Question 1:  Recently I did a 30-day squat challenge — 30 straight days of squats, 80 squats a day. I mixed them up doing regular squats, goblet squats, hack squats and some machine squats. It was just a little personal challenge to prove I could do it. I slept well and noticed at the end of it my other weights (bench, rows, curls) all went up. Are there any cons to doing a challenge like this? Would you recommend it? 


If your upper body responded positively from doing squats for 30 days, then you probably do not squat enough in the first place. Is squatting daily a sustainable or good idea? Probably not. But who cares! You did it! And it worked out. Cheers, now move forward with the gains, and incorporate more squats into your monthly training regimen (intelligently).

It is important to approach 30-day challenges for what they are: unique, temporary and an opportunity to potentially create a new habit (fingers crossed). As long as you listen to your body and are SMART, then have fun with it! However, keep in mind that preventing injury is always your first priority, even during a challenge. You can always reattempt if your body is not responding favorably. 

Photography by Amber Rought


Question 2:  How should I eat and workout to cut weight in 60 days? I have a wedding coming up and I want to tighten my belt one loop before?

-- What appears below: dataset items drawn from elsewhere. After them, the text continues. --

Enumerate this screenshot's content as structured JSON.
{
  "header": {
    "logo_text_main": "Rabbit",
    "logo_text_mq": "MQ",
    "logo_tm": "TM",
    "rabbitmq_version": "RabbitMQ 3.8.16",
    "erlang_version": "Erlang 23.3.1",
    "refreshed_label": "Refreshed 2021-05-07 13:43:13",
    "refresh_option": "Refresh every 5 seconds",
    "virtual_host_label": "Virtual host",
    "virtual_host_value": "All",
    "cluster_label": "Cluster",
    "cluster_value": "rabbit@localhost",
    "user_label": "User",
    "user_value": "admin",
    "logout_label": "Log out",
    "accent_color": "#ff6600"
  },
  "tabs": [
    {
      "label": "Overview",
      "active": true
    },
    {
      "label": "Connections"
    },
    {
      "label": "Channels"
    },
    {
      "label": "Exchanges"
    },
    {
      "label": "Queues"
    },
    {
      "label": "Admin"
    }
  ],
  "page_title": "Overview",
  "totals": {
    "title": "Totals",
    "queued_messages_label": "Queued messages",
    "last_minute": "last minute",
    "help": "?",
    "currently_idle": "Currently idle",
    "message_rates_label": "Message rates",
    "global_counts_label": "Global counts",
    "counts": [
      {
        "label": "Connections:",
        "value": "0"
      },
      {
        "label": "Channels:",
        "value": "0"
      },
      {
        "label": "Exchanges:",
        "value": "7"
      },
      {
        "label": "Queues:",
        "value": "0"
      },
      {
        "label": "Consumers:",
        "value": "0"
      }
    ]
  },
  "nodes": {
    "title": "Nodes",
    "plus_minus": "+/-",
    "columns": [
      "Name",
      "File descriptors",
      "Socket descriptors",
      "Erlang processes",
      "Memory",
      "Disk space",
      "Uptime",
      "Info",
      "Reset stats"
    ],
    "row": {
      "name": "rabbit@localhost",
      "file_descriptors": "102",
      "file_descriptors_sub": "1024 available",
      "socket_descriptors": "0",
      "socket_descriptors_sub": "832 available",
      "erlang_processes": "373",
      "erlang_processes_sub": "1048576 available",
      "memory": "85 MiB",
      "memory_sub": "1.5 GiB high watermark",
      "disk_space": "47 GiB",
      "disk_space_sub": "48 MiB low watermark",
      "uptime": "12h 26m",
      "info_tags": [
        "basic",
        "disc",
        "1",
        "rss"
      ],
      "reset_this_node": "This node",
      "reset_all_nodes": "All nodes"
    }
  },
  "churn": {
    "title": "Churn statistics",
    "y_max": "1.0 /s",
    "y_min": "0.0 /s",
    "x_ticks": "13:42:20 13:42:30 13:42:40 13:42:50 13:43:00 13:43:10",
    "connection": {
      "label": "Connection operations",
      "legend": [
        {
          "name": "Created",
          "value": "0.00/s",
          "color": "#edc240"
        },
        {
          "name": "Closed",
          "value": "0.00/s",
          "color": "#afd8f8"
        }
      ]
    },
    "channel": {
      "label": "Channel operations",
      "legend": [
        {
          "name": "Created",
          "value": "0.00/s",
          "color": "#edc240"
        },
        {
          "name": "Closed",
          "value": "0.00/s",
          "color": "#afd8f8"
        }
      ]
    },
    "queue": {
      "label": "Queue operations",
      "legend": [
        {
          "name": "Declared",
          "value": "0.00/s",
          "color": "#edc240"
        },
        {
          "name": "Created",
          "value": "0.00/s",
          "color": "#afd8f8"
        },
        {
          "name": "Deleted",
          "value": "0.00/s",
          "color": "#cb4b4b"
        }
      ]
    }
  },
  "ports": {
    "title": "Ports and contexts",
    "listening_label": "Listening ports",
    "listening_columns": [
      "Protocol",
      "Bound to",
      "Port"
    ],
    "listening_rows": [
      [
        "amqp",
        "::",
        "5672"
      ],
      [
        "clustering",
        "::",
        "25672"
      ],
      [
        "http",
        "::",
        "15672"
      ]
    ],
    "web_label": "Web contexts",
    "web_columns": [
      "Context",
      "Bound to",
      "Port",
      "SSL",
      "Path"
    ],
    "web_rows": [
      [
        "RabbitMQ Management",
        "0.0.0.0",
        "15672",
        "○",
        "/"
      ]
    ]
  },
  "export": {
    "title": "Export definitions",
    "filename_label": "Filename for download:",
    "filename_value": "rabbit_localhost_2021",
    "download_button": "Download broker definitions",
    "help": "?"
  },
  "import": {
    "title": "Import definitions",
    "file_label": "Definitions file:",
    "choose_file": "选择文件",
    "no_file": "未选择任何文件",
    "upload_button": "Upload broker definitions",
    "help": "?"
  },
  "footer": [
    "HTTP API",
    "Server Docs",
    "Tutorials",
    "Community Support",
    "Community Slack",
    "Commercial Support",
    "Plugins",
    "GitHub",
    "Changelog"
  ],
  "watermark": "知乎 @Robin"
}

First, sit down. Then grab a pen and write down the top 3 things you do wrong in your diet. Be honest! From your list pick one bad habit (maybe 2!) and focus on fixing those! 

As far as workouts go, stay consistent. That is the overall most important factor. Train 6 days a week, if possible. Lift weights, do yoga, whatever.  Just try hard at whatever it is you choose for that day. Step it up from your norm.


Question 3:  How many days a week do you train and what would you recommend for someone moderately fit who enjoys time in the gym? I’m beginning to think I over-train and get less result from my workouts. 


We train on most days 🙂 Most activities such as weight training and other forms of exercises can be done on a daily basis. 

If you enjoy time in the gym, try out some machines or incorporate exercises you have not used before. Another option is to hire a trainer for a session and let them do their thing! A workout from someone else’s brain is sometimes exactly the inspiration you need to up your game.

A note on over-training: Over-training usually occurs from going too hard on individual workouts, or from doing the same exercise too much… NOT from training too often! Try spreading things out across the week instead of doing 15 sets for one muscle group in a single workout.